Was treibt das Gehalt?

Die Gehälter für Energieauditoren/innen variieren je nach Erfahrung, Branche und Unternehmensgröße. Ein/e erfahrene/r Energieauditor/in mit speziellen Kenntnissen in Energieeffizienz und nachhaltigen Lösungen wird höhere Gehälter fordern. Zudem spielt die Größe des Unternehmens eine Rolle: Größere Firmen können oft höhere Gehälter zahlen und bieten zusätzlich bessere Aufstiegsmöglichkeiten.

Standortfaktor Freiburg

Freiburg hat einen dynamischen Arbeitsmarkt, insbesondere im Bereich erneuerbare Energien. Die Lebenshaltungskosten sind im Vergleich zu anderen Großstädten im DACH-Raum moderat, was den Druck auf die Gehälter erhöht. Kandidaten erwarten hier ein wettbewerbsfähiges Gehalt, insbesondere angesichts der hohen Lebensqualität in der Stadt.

Freiburg im Bundesvergleich

In Städten wie Stuttgart oder München können die Gehälter für Energieauditoren/innen deutlich höher ausfallen. Dort sind Gehälter von bis zu 6.500 Euro brutto im Monat keine Seltenheit. Im Vergleich dazu ist Freiburg eine kostengünstigere Option, um Talente zu gewinnen, aber du musst dennoch darauf achten, dass dein Angebot konkurrenzfähig bleibt.

So gestaltest du ein wettbewerbsfähiges Angebot

Ein attraktives Gehalt allein reicht nicht aus, um die besten Talente zu gewinnen. Biete zusätzliche Benefits wie flexible Arbeitszeiten, Homeoffice-Möglichkeiten oder Weiterbildungsangebote an. Auch ein gutes Betriebsklima und Entwicklungschancen sind entscheidend. Denke daran, das Gesamtpaket zu betrachten, um die Attraktivität deiner Stellenangebote zu erhöhen.

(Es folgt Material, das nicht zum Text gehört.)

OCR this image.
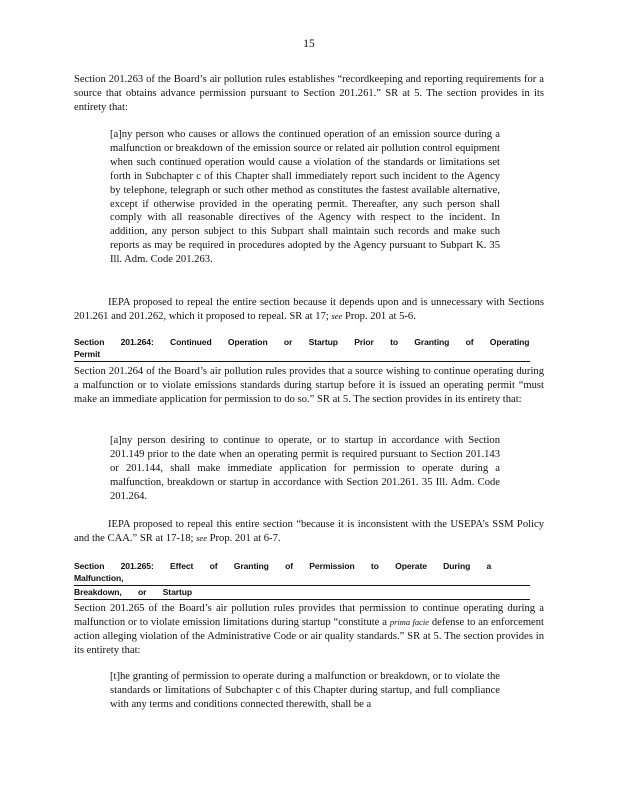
15

Section 201.263 of the Board’s air pollution rules establishes “recordkeeping and reporting requirements for a source that obtains advance permission pursuant to Section 201.261.” SR at 5. The section provides in its entirety that:

[a]ny person who causes or allows the continued operation of an emission source during a malfunction or breakdown of the emission source or related air pollution control equipment when such continued operation would cause a violation of the standards or limitations set forth in Subchapter c of this Chapter shall immediately report such incident to the Agency by telephone, telegraph or such other method as constitutes the fastest available alternative, except if otherwise provided in the operating permit. Thereafter, any such person shall comply with all reasonable directives of the Agency with respect to the incident. In addition, any person subject to this Subpart shall maintain such records and make such reports as may be required in procedures adopted by the Agency pursuant to Subpart K. 35 Ill. Adm. Code 201.263.

IEPA proposed to repeal the entire section because it depends upon and is unnecessary with Sections 201.261 and 201.262, which it proposed to repeal. SR at 17; see Prop. 201 at 5-6.

Section 201.264: Continued Operation or Startup Prior to Granting of Operating Permit

Section 201.264 of the Board’s air pollution rules provides that a source wishing to continue operating during a malfunction or to violate emissions standards during startup before it is issued an operating permit “must make an immediate application for permission to do so.” SR at 5. The section provides in its entirety that:

[a]ny person desiring to continue to operate, or to startup in accordance with Section 201.149 prior to the date when an operating permit is required pursuant to Section 201.143 or 201.144, shall make immediate application for permission to operate during a malfunction, breakdown or startup in accordance with Section 201.261. 35 Ill. Adm. Code 201.264.

IEPA proposed to repeal this entire section “because it is inconsistent with the USEPA’s SSM Policy and the CAA.” SR at 17-18; see Prop. 201 at 6-7.

Section 201.265: Effect of Granting of Permission to Operate During a Malfunction,
Breakdown, or Startup

Section 201.265 of the Board’s air pollution rules provides that permission to continue operating during a malfunction or to violate emission limitations during startup “constitute a prima facie defense to an enforcement action alleging violation of the Administrative Code or air quality standards.” SR at 5. The section provides in its entirety that:

[t]he granting of permission to operate during a malfunction or breakdown, or to violate the standards or limitations of Subchapter c of this Chapter during startup, and full compliance with any terms and conditions connected therewith, shall be a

Gehaltsentwicklung & Prognose

Der Markt für Energieauditoren/innen wird in den kommenden Jahren voraussichtlich wachsen, insbesondere angesichts der steigenden Nachfrage nach nachhaltigen Lösungen und Energieeffizienz. Plane daher in 2-3 Jahren mit einer Gehaltssteigerung von 5-10%, um wettbewerbsfähig zu bleiben.

Häufig gestellte Fragen

Die Gesamtkosten für einen Energieauditor/in setzen sich aus dem Bruttogehalt und den Arbeitgeberanteilen zur Sozialversicherung zusammen, was in der Regel etwa 20-21% auf das Bruttogehalt aufschlägt.
Um qualifizierte Kandidaten anzuziehen, solltest du mindestens 3.500 Euro brutto im Monat anbieten. Für erfahrene Talente liegt die Grenze eher bei 4.500 Euro.
Eine unbesetzte Stelle kann Unternehmen schnell 10.000 Euro oder mehr kosten, wenn man die Produktivitätsverluste und die Kosten für die Rekrutierung berücksichtigt.
Wenn du die Stelle 3 Monate unbesetzt lässt, verlierst du nicht nur wertvolle Zeit, sondern auch 12.000 Euro an Gehalt (bei 4.000 Euro brutto) plus die Kosten für die Suche nach einem geeigneten Kandidaten. Dies kann sich schnell summieren und sollte bei der Budgetierung berücksichtigt werden.